So in terms of management, if you go the coppice route you do nothing much to the trees except coppice them every 4-5 years. I would suggest that 50% of the trees are coppiced so that not all structure is removed at once. Notice that the growth of the coppiced hazel is straighter, making for a productive yield of canes and poles that can be used in the local community. Other trees that can be coppiced include sweet chestnut, lime, alder, ash, willow and hornbeam. Birch and oak will coppice, but from young trees only. Willows and dogwoods grown as bushes for their winter colour can be coppiced or “copparded” (inbetween coppice and pollard) to around 300-600mm every two years to keep the winter stem colours strong.

Salix elaeagnos
Salix elaeagnos (foreground)

By adopting such techniques in our larger masses of urban street planting and parks, we would deliver a more biodiverse, beautiful and biophilic interaction for all concerned.
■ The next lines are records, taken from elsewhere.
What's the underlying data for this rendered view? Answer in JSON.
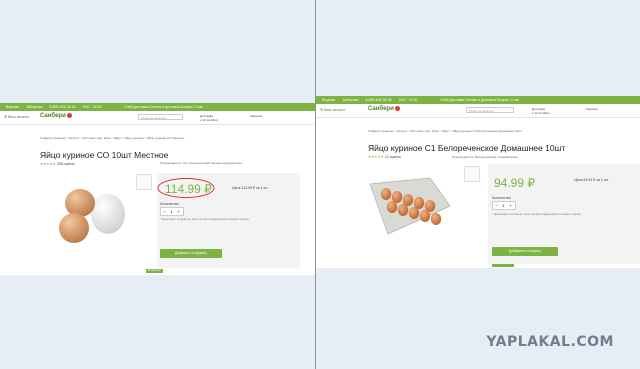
{
  "left": {
    "topbar": {
      "city": "Внуково",
      "metro": "Заборыво",
      "phone": "8-800-444-34-34",
      "hours": "9:00 - 21:00",
      "links": "Хлеб доставка   Оплата и доставка   Бонусы   О нас"
    },
    "header": {
      "logo": "Санбери",
      "catalog": "Весь каталог",
      "search_placeholder": "Поиск по каталогу",
      "delivery": "Доставка",
      "delivery_date": "с 12 октября",
      "cart": "Корзина"
    },
    "breadcrumb": "Главная страница  >  Каталог  >  Молочка, сыр, яйца  >  Яйцо  >  Яйцо куриное  >  Яйцо куриное СО Местное",
    "product": {
      "title": "Яйцо куриное СО 10шт Местное",
      "stars": "★★★★★",
      "reviews": "336 оценок",
      "producer": "Производитель: АО «Сельскохозяйственное предприятие»"
    },
    "buy": {
      "price": "114.99 ₽",
      "unit_price": "Цена 114.99 ₽ за 1 шт",
      "qty_label": "Количество",
      "qty_minus": "−",
      "qty_value": "1",
      "qty_plus": "+",
      "note": "* Цена может отличаться, срок и остаток определяются в момент покупки",
      "cart_button": "Добавить в корзину",
      "tag": "В наличии"
    }
  },
  "right": {
    "topbar": {
      "city": "Внуково",
      "metro": "Заборыво",
      "phone": "8-800-444-34-34",
      "hours": "9:00 - 21:00",
      "links": "Хлеб доставка   Оплата и доставка   Бонусы   О нас"
    },
    "header": {
      "logo": "Санбери",
      "catalog": "Весь каталог",
      "search_placeholder": "Поиск по каталогу",
      "delivery": "Доставка",
      "delivery_date": "с 12 октября",
      "cart": "Корзина"
    },
    "breadcrumb": "Главная страница  >  Каталог  >  Молочка, сыр, яйца  >  Яйцо  >  Яйцо куриное С1 Белореченское Домашнее 10шт",
    "product": {
      "title": "Яйцо куриное С1 Белореченское Домашнее 10шт",
      "stars": "★★★★★",
      "reviews": "12 оценок",
      "producer": "Производитель: Белореченская птицефабрика"
    },
    "buy": {
      "price": "94.99 ₽",
      "unit_price": "Цена 94.99 ₽ за 1 шт",
      "qty_label": "Количество",
      "qty_minus": "−",
      "qty_value": "1",
      "qty_plus": "+",
      "note": "* Цена может отличаться, срок и остаток определяются в момент покупки",
      "cart_button": "Добавить в корзину"
    }
  },
  "watermark": "YAPLAKAL.COM",
  "colors": {
    "accent_green": "#7cb342",
    "price_circle": "#d32f2f",
    "background": "#e6edf5"
  }
}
It would also cost less both to establish and possibly to maintain, than traditional planting. The above willow is beautiful and graceful, yet I have seen it all too often used in municipal car-parks and reduced to a-n-other shrub that is caressed all to frequently with the indifference of a hedgetrimmer.

Time to re-wild our inner selves, and our urban landscapes. We can do so much better than the average landscape we see in our towns and cities.